Beginning next week, more than 600,000 property owners in Maryland will receive reassessment notices from the state assessments and taxation department and will be facing an average increase of 9.5 percent starting July 1.
That cold fact is hardly welcome news to homeowners who might have assumed that a slowing real estate market would translate into a lower property assessment when the state tax notice arrived.
Marylanders whose home or other property was reappraised by the state this year will see the 9.5 percent assessment increase TC for each of the next three years, slightly below the 10 percent cap on annual increases adopted by the 1990 state legislature.
On Monday, the state assessments and taxation department plans to mail reassessment notices to 600,000, or a third, of the property owners statewide. Local jurisdictions use those assessments in calculating property taxes.
The average homeowner may find more tax relief if he lives in one of the counties that have adopted caps lower than 10 percent.
Baltimore, Kent and Harford counties, for example, already have enacted caps of 4, 5 and 6 percent, respectively. Other jurisdictions, such as Baltimore and Howard County, are considering caps in that range. Homeowners there will not have to pay local property taxes on increases above those caps.
Calvert County, a jurisdiction which benefits from taxes generated by the huge Baltimore Gas and Electric Co. Calvert Cliffs nuclear power plant there, has a zero percent ceiling, meaning assessments won't rise despite what happens elsewhere in Maryland.
Lloyd W. Jones, state assessments and taxation director, said he fears many people believe that the national economic downturn will mean lower property assessments.
"With the softening real estate market, the public is going to believe higher assessments are out of line," he said. "It's the market that sets the value of a piece of property."
Although the number of sales dropped 10 percent during the past year, real estate prices increased during the last three years, Jones said. He said the increases totaled to an average of 35.2 percent.
In the past year, real estate prices have leveled off in many areas, although waterfront properties in places such as Anne Arundel and Baltimore counties continue to rise in value, he said.
His department released data on the reappraisals yesterday in an attempt to reduce the sting of next week's assessment notices and explain the new caps. The department reappraises a third of the state every year and phases in increases over a three-year period.
The notices being mailed Monday have been checked against 1990 sales to ensure accuracy. Most of the assessments have been correct, although 600 Essex area residents will be receiving a second notice in the next few weeks informing them that their reassessments are 10 percent too high and will be corrected, Jones said.

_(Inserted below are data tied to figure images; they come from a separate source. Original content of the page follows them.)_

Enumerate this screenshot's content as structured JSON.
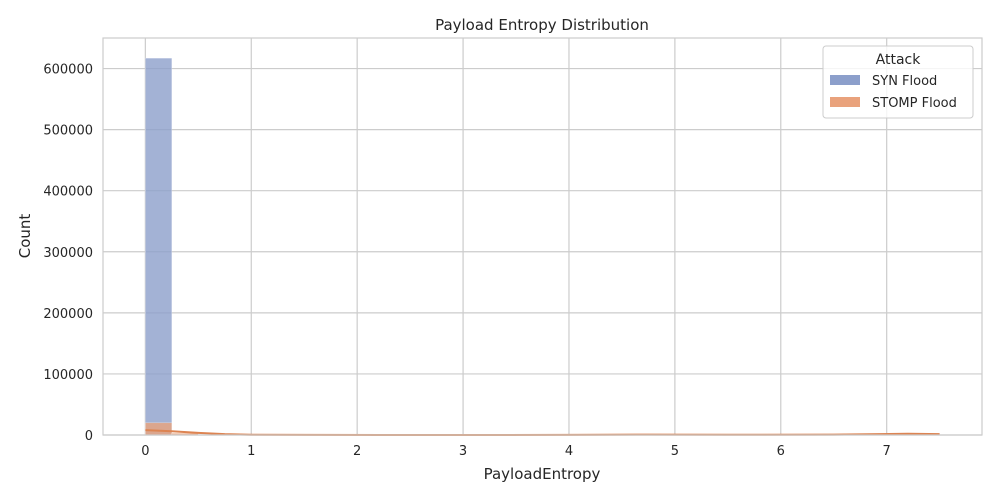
{
  "chart_data": {
    "type": "bar",
    "title": "Payload Entropy Distribution",
    "xlabel": "PayloadEntropy",
    "ylabel": "Count",
    "xlim": [
      -0.4,
      7.9
    ],
    "ylim": [
      0,
      650000
    ],
    "x_ticks": [
      0,
      1,
      2,
      3,
      4,
      5,
      6,
      7
    ],
    "y_ticks": [
      0,
      100000,
      200000,
      300000,
      400000,
      500000,
      600000
    ],
    "grid": true,
    "legend_title": "Attack",
    "legend_position": "top-right",
    "series": [
      {
        "name": "SYN Flood",
        "color": "#8c9fcb",
        "bins": [
          {
            "x0": 0.0,
            "x1": 0.25,
            "count": 617000
          }
        ]
      },
      {
        "name": "STOMP Flood",
        "color": "#e9a27c",
        "kde_color": "#dd8452",
        "bins": [
          {
            "x0": 0.0,
            "x1": 0.25,
            "count": 20000
          },
          {
            "x0": 0.25,
            "x1": 0.5,
            "count": 3000
          },
          {
            "x0": 4.5,
            "x1": 5.0,
            "count": 1000
          },
          {
            "x0": 7.0,
            "x1": 7.5,
            "count": 2000
          }
        ],
        "kde": [
          {
            "x": 0.0,
            "y": 8000
          },
          {
            "x": 0.25,
            "y": 6000
          },
          {
            "x": 0.5,
            "y": 3500
          },
          {
            "x": 0.75,
            "y": 1500
          },
          {
            "x": 1.0,
            "y": 500
          },
          {
            "x": 1.5,
            "y": 150
          },
          {
            "x": 2.5,
            "y": 80
          },
          {
            "x": 4.0,
            "y": 200
          },
          {
            "x": 4.75,
            "y": 700
          },
          {
            "x": 5.5,
            "y": 300
          },
          {
            "x": 6.5,
            "y": 700
          },
          {
            "x": 7.2,
            "y": 2000
          },
          {
            "x": 7.5,
            "y": 1500
          }
        ]
      }
    ]
  }
}
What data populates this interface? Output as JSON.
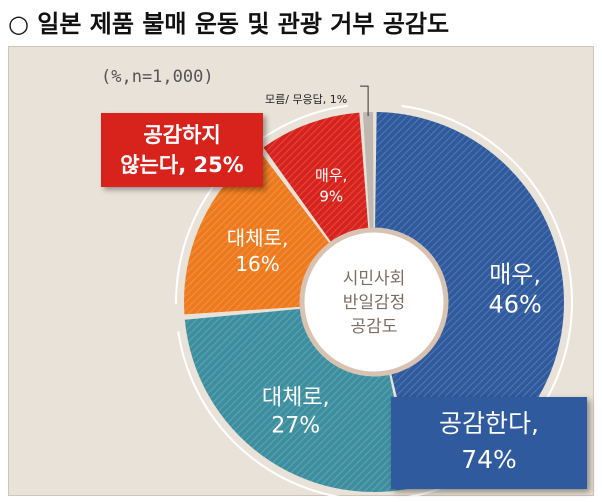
{
  "title": "○ 일본 제품 불매 운동 및 관광 거부 공감도",
  "note": "(%,n=1,000)",
  "center_label": [
    "시민사회",
    "반일감정",
    "공감도"
  ],
  "callouts": {
    "disagree": [
      "공감하지",
      "않는다, 25%"
    ],
    "agree": [
      "공감한다,",
      "74%"
    ]
  },
  "dont_know_label": "모름/ 무응답, 1%",
  "colors": {
    "agree_strong": "#2f5a9e",
    "agree": "#3d8fa0",
    "disagree": "#ee7a1e",
    "disagree_strong": "#d8231d",
    "dont_know": "#c0b8b0"
  },
  "chart_data": {
    "type": "pie",
    "title": "일본 제품 불매 운동 및 관광 거부 공감도",
    "unit": "%",
    "n": 1000,
    "slices": [
      {
        "label": [
          "매우,",
          "46%"
        ],
        "category": "공감한다",
        "value": 46,
        "color": "#2f5a9e"
      },
      {
        "label": [
          "대체로,",
          "27%"
        ],
        "category": "공감한다",
        "value": 27,
        "color": "#3d8fa0"
      },
      {
        "label": [
          "대체로,",
          "16%"
        ],
        "category": "공감하지 않는다",
        "value": 16,
        "color": "#ee7a1e"
      },
      {
        "label": [
          "매우,",
          "9%"
        ],
        "category": "공감하지 않는다",
        "value": 9,
        "color": "#d8231d"
      },
      {
        "label": [
          "모름/ 무응답, 1%"
        ],
        "category": "모름/ 무응답",
        "value": 1,
        "color": "#c0b8b0"
      }
    ],
    "groups": [
      {
        "label": "공감한다",
        "value": 74
      },
      {
        "label": "공감하지 않는다",
        "value": 25
      }
    ]
  }
}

The average assessment increase announced yesterday varied from place to place.
In Anne Arundel, where the more rural southern region was reappraised, those homeowners would have had to pay taxes on a 13.6 percent assessment increase next year. The county, however, has proposed a 10 percent cap on such annual increases, following the state lead.
Baltimore, whose southern portion was reassessed, posted only a 4.7 percent annual increase, slightly above the 4 percent cap city officials are considering.
And Baltimore County, whose eastern part will be receiving the notices, saw a 7.8 percent increase, almost twice the local 4 percent ceiling.
Every county and city has until Jan. 1 to adopt the state 10 percent cap or a lower one. The cap would apply to all properties, regardless of where they are in the three-year reassessment cycle.
If every county adopted a 10 percent cap, for example, 234,000 Maryland homeowners with rapidly rising property values would be affected. Under that scenario, about $25 million would be lost in property taxes throughout Maryland next year, with a large chunk of that loss in Montgomery County alone, said Ronald Wineholt, associate director of the state assessments and taxation department.
The actual figure will be greater than $25 million because some local governments already have adopted lower caps, he said.